Without cash flow, no business will survive. It is often considered the lifeblood and if you run low or completely out of workable cash, it can cause serious problems. It can make it almost impossible to purchase inventory, pay the utilities, cover your lease, and even pay employees.

Unfortunately, not enough business owners are intimately familiar with their cash flow or even understand all the various components it entails.

Let’s talk about cash flow metrics.

Your cash flow is basically defined as your current assets minus your current liabilities. What are current assets? They are defined as the money you have on hand, in the bank, current Accounts Receivable, inventory, the building itself (if you happen to own it outright) and other equipment you use every day for operations.
Now, liabilities are Accounts Payable and other long-term liabilities you have on hand. This could include various business debts, including a direct business loan or line of credit.
When you divide your current assets by your current liabilities, you will be left with a ratio of assets to liabilities. This is your cash flow metric.

What should be the goal?

A healthy business should aim for at least twice as many assets as they have in liabilities. In other words, this would be a 2:1 ratio.

What about for small, relatively new businesses?

Most small, new businesses struggle to even come close to a 2:1 ratio. That’s because their liabilities often outpace assets and Accounts Receivable, at least in the beginning. However, by keeping a closer tab on these cash flow metrics, it can help a business owner or manager notice trends, whether their ratio is going up or down, or when they begin operating below 1:1 limits.

If a business is operating below 1:1, then they are operating at a loss.

Now, how can you address a cash flow problem?

The first thing to do is understand exactly where all of your expenses are. You need to be clear on where your money is spent.

Second, take a look at how other businesses are spending, especially within your industry.
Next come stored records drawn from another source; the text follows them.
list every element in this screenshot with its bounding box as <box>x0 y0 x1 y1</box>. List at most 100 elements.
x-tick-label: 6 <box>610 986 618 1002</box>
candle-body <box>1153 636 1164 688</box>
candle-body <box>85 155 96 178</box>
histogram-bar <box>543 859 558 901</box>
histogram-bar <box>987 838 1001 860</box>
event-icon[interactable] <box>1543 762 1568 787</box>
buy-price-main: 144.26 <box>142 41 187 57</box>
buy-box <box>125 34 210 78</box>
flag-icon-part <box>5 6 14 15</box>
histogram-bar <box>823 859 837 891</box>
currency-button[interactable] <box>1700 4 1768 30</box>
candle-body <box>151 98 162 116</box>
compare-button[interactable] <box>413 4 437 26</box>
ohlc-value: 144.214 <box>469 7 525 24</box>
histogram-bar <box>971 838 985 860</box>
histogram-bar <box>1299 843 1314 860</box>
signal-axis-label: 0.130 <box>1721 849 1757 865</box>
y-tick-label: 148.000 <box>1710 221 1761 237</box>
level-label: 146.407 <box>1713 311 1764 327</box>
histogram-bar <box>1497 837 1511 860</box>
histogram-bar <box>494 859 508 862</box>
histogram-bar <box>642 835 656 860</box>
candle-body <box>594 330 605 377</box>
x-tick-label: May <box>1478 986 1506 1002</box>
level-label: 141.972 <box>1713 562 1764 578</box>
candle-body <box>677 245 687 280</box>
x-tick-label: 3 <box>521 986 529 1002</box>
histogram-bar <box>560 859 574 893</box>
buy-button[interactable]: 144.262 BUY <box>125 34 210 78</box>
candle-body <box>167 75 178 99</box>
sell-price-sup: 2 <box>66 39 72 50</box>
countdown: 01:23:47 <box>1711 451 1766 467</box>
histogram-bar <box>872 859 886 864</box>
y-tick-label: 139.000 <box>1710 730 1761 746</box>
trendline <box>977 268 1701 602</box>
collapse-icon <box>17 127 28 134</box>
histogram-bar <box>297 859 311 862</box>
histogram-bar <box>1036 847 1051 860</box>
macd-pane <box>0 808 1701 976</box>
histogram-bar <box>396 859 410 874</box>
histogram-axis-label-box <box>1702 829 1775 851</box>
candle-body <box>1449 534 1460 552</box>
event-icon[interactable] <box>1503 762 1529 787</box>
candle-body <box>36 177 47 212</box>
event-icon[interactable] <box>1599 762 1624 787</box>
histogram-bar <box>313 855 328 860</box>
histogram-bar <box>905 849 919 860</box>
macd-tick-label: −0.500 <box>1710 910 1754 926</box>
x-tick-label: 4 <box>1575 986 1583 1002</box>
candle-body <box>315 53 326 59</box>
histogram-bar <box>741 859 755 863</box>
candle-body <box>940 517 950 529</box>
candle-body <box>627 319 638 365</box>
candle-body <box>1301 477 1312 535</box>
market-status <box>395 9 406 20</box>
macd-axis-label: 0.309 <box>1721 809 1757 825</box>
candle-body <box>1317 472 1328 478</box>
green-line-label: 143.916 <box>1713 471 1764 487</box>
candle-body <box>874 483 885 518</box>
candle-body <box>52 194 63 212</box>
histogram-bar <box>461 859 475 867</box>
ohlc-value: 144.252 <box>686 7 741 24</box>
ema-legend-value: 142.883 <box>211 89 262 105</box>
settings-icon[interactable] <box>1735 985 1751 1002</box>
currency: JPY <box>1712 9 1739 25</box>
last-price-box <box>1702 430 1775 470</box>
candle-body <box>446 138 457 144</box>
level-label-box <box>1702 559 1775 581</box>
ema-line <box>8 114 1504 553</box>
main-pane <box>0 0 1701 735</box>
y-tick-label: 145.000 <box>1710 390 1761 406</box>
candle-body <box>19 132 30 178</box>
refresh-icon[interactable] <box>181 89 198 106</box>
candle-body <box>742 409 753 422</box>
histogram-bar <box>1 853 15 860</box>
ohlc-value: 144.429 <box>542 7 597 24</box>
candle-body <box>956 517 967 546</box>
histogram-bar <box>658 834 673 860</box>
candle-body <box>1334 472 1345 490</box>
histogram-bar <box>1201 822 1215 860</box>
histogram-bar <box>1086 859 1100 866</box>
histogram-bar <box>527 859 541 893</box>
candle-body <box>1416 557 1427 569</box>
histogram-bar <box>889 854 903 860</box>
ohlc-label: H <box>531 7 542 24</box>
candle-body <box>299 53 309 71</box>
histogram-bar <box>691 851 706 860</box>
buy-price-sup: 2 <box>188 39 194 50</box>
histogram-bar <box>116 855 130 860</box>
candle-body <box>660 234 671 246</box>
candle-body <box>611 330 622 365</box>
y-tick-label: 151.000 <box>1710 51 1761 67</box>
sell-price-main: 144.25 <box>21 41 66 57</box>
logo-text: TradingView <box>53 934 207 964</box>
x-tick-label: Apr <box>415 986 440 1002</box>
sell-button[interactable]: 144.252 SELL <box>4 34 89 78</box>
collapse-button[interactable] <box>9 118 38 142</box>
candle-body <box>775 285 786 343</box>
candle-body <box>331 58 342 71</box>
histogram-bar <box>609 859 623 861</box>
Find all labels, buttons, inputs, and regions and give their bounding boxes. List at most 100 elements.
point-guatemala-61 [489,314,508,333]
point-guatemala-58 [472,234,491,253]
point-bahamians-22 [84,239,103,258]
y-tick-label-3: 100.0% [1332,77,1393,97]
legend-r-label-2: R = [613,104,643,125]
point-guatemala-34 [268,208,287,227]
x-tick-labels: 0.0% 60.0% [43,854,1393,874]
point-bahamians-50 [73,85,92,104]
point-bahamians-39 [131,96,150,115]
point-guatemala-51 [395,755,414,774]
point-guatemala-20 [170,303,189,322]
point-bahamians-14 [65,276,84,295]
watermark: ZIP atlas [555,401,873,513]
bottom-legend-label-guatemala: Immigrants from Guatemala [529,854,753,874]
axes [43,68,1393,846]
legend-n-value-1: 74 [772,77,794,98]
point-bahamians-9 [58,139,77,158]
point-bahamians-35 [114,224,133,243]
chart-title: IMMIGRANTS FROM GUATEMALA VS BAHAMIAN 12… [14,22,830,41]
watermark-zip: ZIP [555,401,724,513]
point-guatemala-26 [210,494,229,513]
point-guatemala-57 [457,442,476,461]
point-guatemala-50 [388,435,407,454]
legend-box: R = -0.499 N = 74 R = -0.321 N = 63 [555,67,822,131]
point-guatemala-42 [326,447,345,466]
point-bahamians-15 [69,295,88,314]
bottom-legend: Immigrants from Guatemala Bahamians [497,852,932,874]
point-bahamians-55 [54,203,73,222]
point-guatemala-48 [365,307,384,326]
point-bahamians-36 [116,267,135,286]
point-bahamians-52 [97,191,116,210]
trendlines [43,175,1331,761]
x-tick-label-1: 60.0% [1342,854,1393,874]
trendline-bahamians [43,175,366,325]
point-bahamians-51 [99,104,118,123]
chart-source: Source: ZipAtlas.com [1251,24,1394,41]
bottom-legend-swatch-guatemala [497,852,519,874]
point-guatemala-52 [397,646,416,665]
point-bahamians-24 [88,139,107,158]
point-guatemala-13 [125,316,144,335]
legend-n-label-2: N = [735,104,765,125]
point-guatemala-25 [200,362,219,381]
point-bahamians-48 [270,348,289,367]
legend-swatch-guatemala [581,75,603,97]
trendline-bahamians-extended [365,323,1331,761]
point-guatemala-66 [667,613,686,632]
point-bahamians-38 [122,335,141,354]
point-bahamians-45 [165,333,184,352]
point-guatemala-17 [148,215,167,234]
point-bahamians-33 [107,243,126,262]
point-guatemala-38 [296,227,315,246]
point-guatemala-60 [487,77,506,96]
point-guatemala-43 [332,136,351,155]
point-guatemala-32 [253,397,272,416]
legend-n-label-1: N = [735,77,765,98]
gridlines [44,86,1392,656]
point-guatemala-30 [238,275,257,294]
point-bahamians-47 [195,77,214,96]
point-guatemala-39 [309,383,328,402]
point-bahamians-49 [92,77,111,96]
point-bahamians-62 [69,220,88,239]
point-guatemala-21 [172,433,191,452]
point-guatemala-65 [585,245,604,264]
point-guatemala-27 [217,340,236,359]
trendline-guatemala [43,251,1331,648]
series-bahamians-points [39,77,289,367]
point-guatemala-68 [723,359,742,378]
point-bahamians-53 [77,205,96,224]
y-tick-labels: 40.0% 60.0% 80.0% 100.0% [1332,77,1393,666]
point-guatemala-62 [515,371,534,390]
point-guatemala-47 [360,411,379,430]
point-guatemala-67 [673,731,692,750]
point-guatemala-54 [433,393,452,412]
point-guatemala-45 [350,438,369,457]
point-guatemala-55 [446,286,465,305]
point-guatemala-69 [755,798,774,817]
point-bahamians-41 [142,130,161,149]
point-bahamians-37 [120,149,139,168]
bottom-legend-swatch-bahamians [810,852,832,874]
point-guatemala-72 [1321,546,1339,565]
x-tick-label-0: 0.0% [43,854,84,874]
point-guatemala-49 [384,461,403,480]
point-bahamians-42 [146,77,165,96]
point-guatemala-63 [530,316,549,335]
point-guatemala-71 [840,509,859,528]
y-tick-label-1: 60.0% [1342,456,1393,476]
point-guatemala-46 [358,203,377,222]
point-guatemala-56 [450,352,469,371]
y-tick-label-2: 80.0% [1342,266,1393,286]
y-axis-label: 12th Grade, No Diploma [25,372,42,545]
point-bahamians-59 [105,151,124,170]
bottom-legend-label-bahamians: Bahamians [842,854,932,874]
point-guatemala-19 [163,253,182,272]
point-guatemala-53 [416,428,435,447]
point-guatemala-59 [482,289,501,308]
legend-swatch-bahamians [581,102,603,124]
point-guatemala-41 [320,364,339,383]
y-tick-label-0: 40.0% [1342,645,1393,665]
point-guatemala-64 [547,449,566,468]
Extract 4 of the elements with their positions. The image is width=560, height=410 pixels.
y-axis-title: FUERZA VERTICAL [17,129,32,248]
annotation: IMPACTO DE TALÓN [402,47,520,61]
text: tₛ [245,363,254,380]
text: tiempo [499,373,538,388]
You may discover there are certain expenses you thought were necessary that other competitors are simply not focused on.

Third, become a micromanager, of your spending that is. The strongest and most successful leaders understand micromanaging is a poor idea, but when it comes to your spending when you want to increase cash flow, micromanaging is crucial.

The more you understand about cash flow, the more effective you can be at helping your business not just survive, but thrive.